Search code examples
python-polars

Python Polars - Finding min value greater than col(a) in col(b) where col(a) is a numeric and col(b) is a column of lists of numerics


How do I convert the following slow operation in pandas to a fast operation in polars?

df.to_pandas().apply(lambda x: pd.cut([x['ingame_timestamp']], list(x['time_bins']), list(x['time_bins'])[1:]), axis=1)

Assume ingame_timestamp is a float and time_bins is a list.

I basically want to be able to do something like:

df.with_columns(pl.cut(value=pl.col('val'), bins=pl.col('time_bins), labels=pl.col('time_bins')[1:]).alias('val_time_bin'))

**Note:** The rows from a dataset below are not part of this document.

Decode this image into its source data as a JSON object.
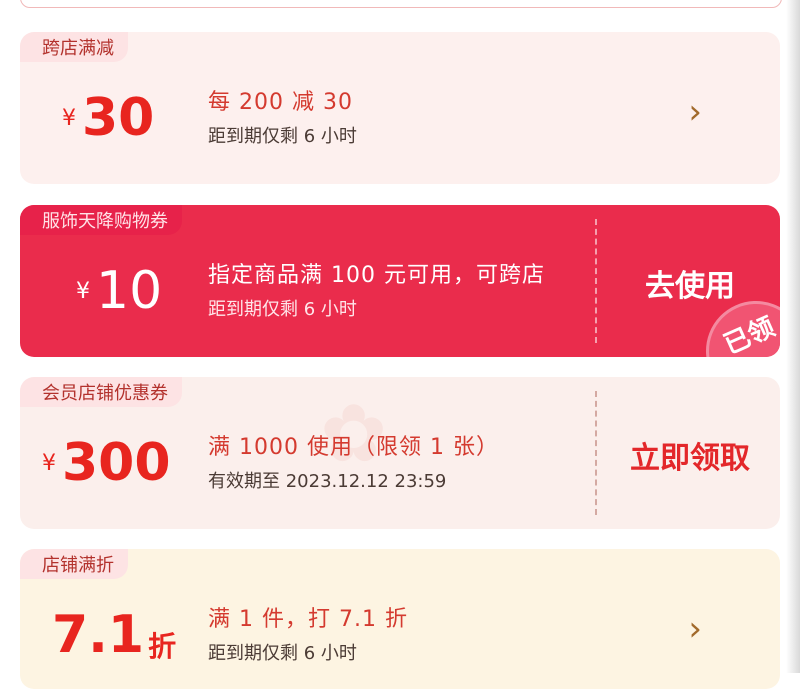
{
  "coupons": [
    {
      "tag": "跨店满减",
      "currency": "¥",
      "amount": "30",
      "condition": "每 200 减 30",
      "expiry": "距到期仅剩 6 小时",
      "action_icon": "chevron-right-icon",
      "chevron": "›"
    },
    {
      "tag": "服饰天降购物券",
      "currency": "¥",
      "amount": "10",
      "condition": "指定商品满 100 元可用，可跨店",
      "expiry": "距到期仅剩 6 小时",
      "action_label": "去使用",
      "stamp": "已领"
    },
    {
      "tag": "会员店铺优惠券",
      "currency": "¥",
      "amount": "300",
      "condition": "满 1000 使用（限领 1 张）",
      "expiry": "有效期至 2023.12.12 23:59",
      "action_label": "立即领取"
    },
    {
      "tag": "店铺满折",
      "amount": "7.1",
      "unit": "折",
      "condition": "满 1 件，打 7.1 折",
      "expiry": "距到期仅剩 6 小时",
      "action_icon": "chevron-right-icon",
      "chevron": "›"
    }
  ],
  "colors": {
    "accent_red": "#e8251f",
    "card_red": "#ea2c4c",
    "light_bg": "#fdf0ee",
    "yellow_bg": "#fdf4e2"
  }
}
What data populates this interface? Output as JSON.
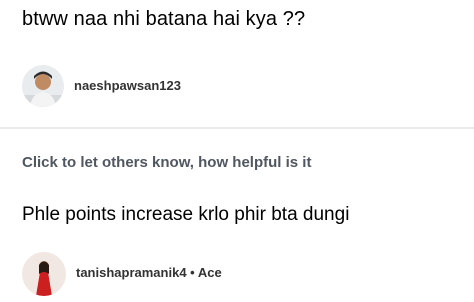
{
  "question": {
    "text": "btww naa nhi batana hai kya ??"
  },
  "asker": {
    "username": "naeshpawsan123"
  },
  "helpful_prompt": "Click to let others know, how helpful is it",
  "answer": {
    "text": "Phle points increase krlo phir bta dungi"
  },
  "answerer": {
    "username": "tanishapramanik4",
    "separator": "•",
    "rank": "Ace"
  },
  "colors": {
    "helpful_text": "#505760",
    "divider": "#e9e9ee"
  }
}
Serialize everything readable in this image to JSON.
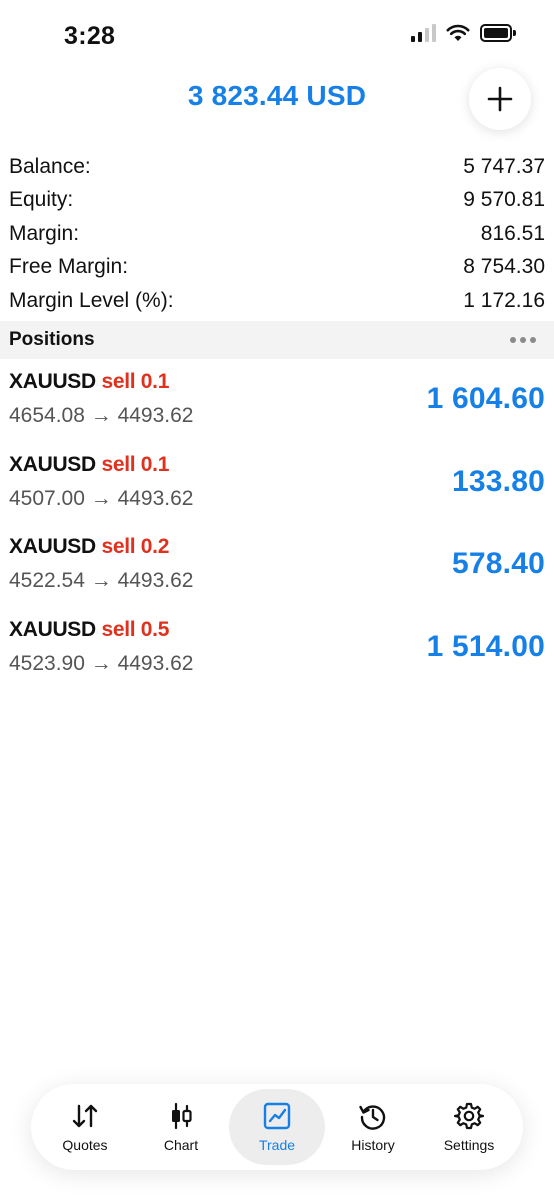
{
  "status_bar": {
    "time": "3:28"
  },
  "header": {
    "title": "3 823.44 USD"
  },
  "summary": [
    {
      "label": "Balance:",
      "value": "5 747.37"
    },
    {
      "label": "Equity:",
      "value": "9 570.81"
    },
    {
      "label": "Margin:",
      "value": "816.51"
    },
    {
      "label": "Free Margin:",
      "value": "8 754.30"
    },
    {
      "label": "Margin Level (%):",
      "value": "1 172.16"
    }
  ],
  "positions_section": {
    "title": "Positions"
  },
  "positions": [
    {
      "symbol": "XAUUSD",
      "direction": "sell 0.1",
      "prices": "4654.08 → 4493.62",
      "profit": "1 604.60"
    },
    {
      "symbol": "XAUUSD",
      "direction": "sell 0.1",
      "prices": "4507.00 → 4493.62",
      "profit": "133.80"
    },
    {
      "symbol": "XAUUSD",
      "direction": "sell 0.2",
      "prices": "4522.54 → 4493.62",
      "profit": "578.40"
    },
    {
      "symbol": "XAUUSD",
      "direction": "sell 0.5",
      "prices": "4523.90 → 4493.62",
      "profit": "1 514.00"
    }
  ],
  "tabs": [
    {
      "label": "Quotes",
      "icon": "quotes-arrows-icon"
    },
    {
      "label": "Chart",
      "icon": "candlestick-icon"
    },
    {
      "label": "Trade",
      "icon": "trade-chart-icon"
    },
    {
      "label": "History",
      "icon": "history-clock-icon"
    },
    {
      "label": "Settings",
      "icon": "gear-icon"
    }
  ],
  "colors": {
    "accent": "#1680e6",
    "sell": "#e0301e"
  }
}
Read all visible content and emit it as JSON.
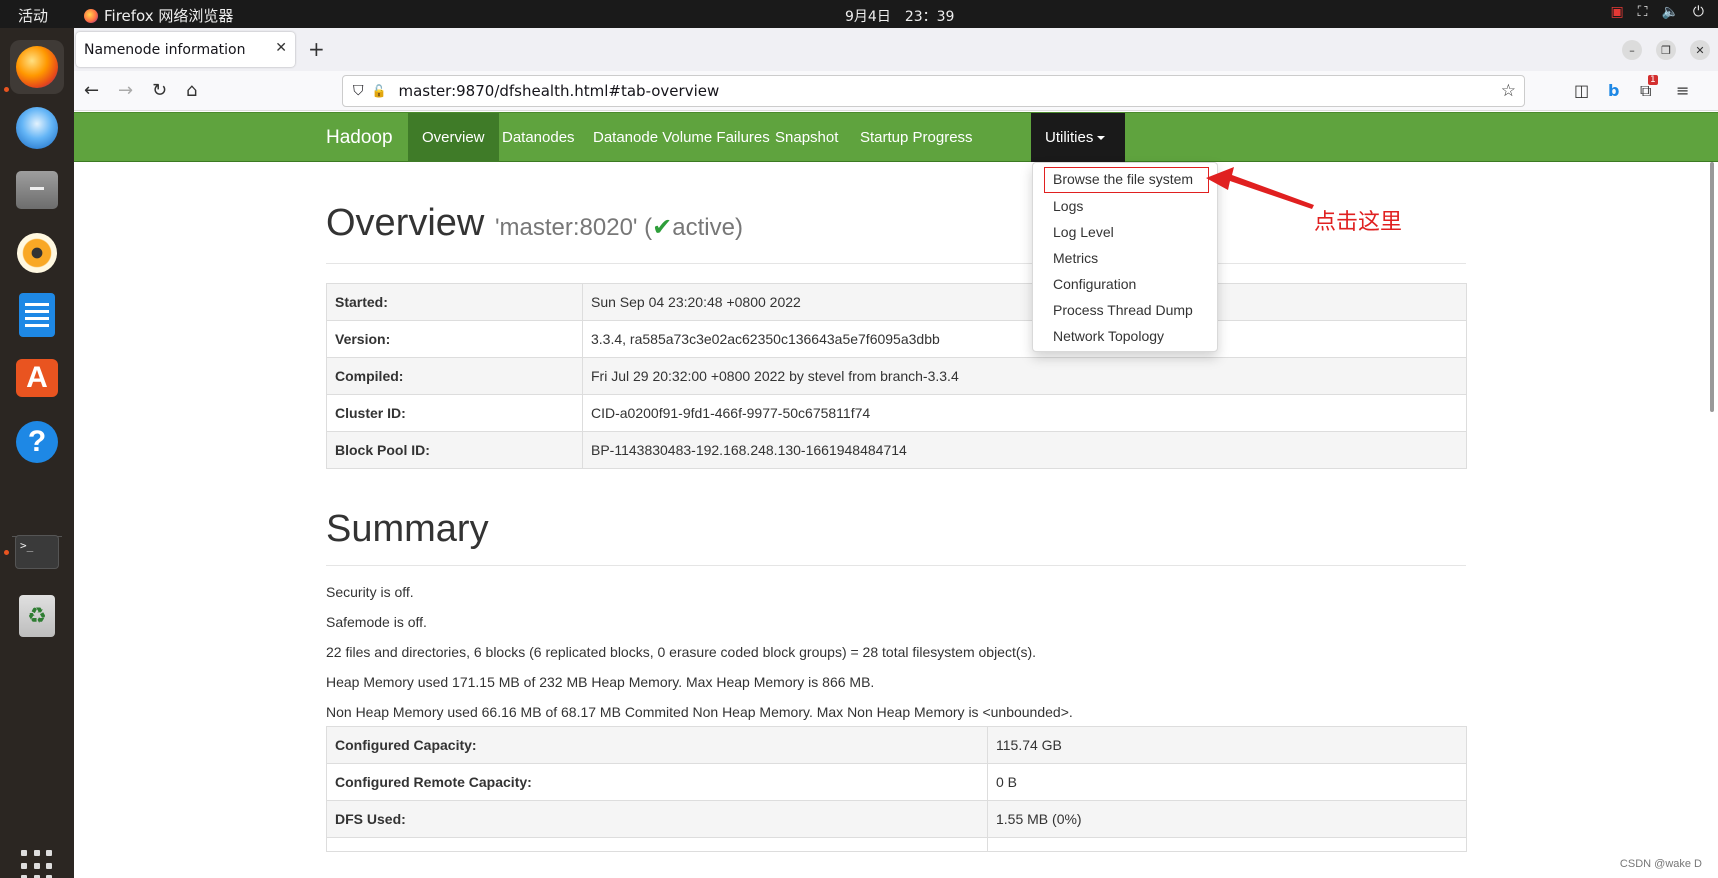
{
  "topbar": {
    "activities": "活动",
    "app_name": "Firefox 网络浏览器",
    "clock": "9月4日　23：39"
  },
  "browser": {
    "tab_title": "Namenode information",
    "url": "master:9870/dfshealth.html#tab-overview",
    "badge_count": "1"
  },
  "hadoop_nav": {
    "brand": "Hadoop",
    "items": [
      "Overview",
      "Datanodes",
      "Datanode Volume Failures",
      "Snapshot",
      "Startup Progress",
      "Utilities"
    ]
  },
  "dropdown": {
    "items": [
      "Browse the file system",
      "Logs",
      "Log Level",
      "Metrics",
      "Configuration",
      "Process Thread Dump",
      "Network Topology"
    ]
  },
  "annotation": {
    "text": "点击这里",
    "color": "#e02020"
  },
  "overview": {
    "title": "Overview",
    "host": "'master:8020' (",
    "status": "active)",
    "rows": [
      {
        "k": "Started:",
        "v": "Sun Sep 04 23:20:48 +0800 2022"
      },
      {
        "k": "Version:",
        "v": "3.3.4, ra585a73c3e02ac62350c136643a5e7f6095a3dbb"
      },
      {
        "k": "Compiled:",
        "v": "Fri Jul 29 20:32:00 +0800 2022 by stevel from branch-3.3.4"
      },
      {
        "k": "Cluster ID:",
        "v": "CID-a0200f91-9fd1-466f-9977-50c675811f74"
      },
      {
        "k": "Block Pool ID:",
        "v": "BP-1143830483-192.168.248.130-1661948484714"
      }
    ]
  },
  "summary": {
    "title": "Summary",
    "lines": [
      "Security is off.",
      "Safemode is off.",
      "22 files and directories, 6 blocks (6 replicated blocks, 0 erasure coded block groups) = 28 total filesystem object(s).",
      "Heap Memory used 171.15 MB of 232 MB Heap Memory. Max Heap Memory is 866 MB.",
      "Non Heap Memory used 66.16 MB of 68.17 MB Commited Non Heap Memory. Max Non Heap Memory is <unbounded>."
    ],
    "rows": [
      {
        "k": "Configured Capacity:",
        "v": "115.74 GB"
      },
      {
        "k": "Configured Remote Capacity:",
        "v": "0 B"
      },
      {
        "k": "DFS Used:",
        "v": "1.55 MB (0%)"
      }
    ]
  },
  "watermark": "CSDN @wake D",
  "colors": {
    "hadoop_green": "#5fa33e",
    "active_tab": "#3f7b28",
    "utilities_bg": "#1a1a1a"
  }
}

The above code works when I use to_pandas() but obviously this loses a bunch of the speed benefits of using polars and not using apply.

The following gives you an example data frame along with a column which is the desired output:

example_df = pl.DataFrame({'values': [0,1,2], 'time_bins': [[-1, -0.5, 0.5, 1], [0, 0.5, 1.5, 2.5], [1.5, 2.5, 3, 4.5]], 'value_time_bin': [0.5, 1.5, 2.5]})

It is sufficient to find the minimum value greater than "value" in the list "time_bins".


Solution

  • # reproducible dataset
    df = pl.DataFrame({
        'values': [0, 1, 2],
        'time_bins': [[-1., -0.5, 0.5, 1.], [0., 0.5, 1.5, 2.5], [1.5, 2.5, 3., 4.5]]
    })
    

    If I understood you right, you need to create column with min value from time_bins that is greater than value in values.

    One way to do it:

    df.explode("time_bins").group_by("values").agg(
        pl.col("time_bins"),
        pl.col("time_bins").filter(
            pl.col("time_bins") > pl.col("values")
        ).min().alias("value_time_bin")
    )
    
    shape: (3, 3)
    ┌────────┬────────────────────────┬────────────────┐
    │ values ┆ time_bins              ┆ value_time_bin │
    │ ---    ┆ ---                    ┆ ---            │
    │ i64    ┆ list[f64]              ┆ f64            │
    ╞════════╪════════════════════════╪════════════════╡
    │ 1      ┆ [0.0, 0.5, 1.5, 2.5]   ┆ 1.5            │
    │ 0      ┆ [-1.0, -0.5, 0.5, 1.0] ┆ 0.5            │
    │ 2      ┆ [1.5, 2.5, 3.0, 4.5]   ┆ 2.5            │
    └────────┴────────────────────────┴────────────────┘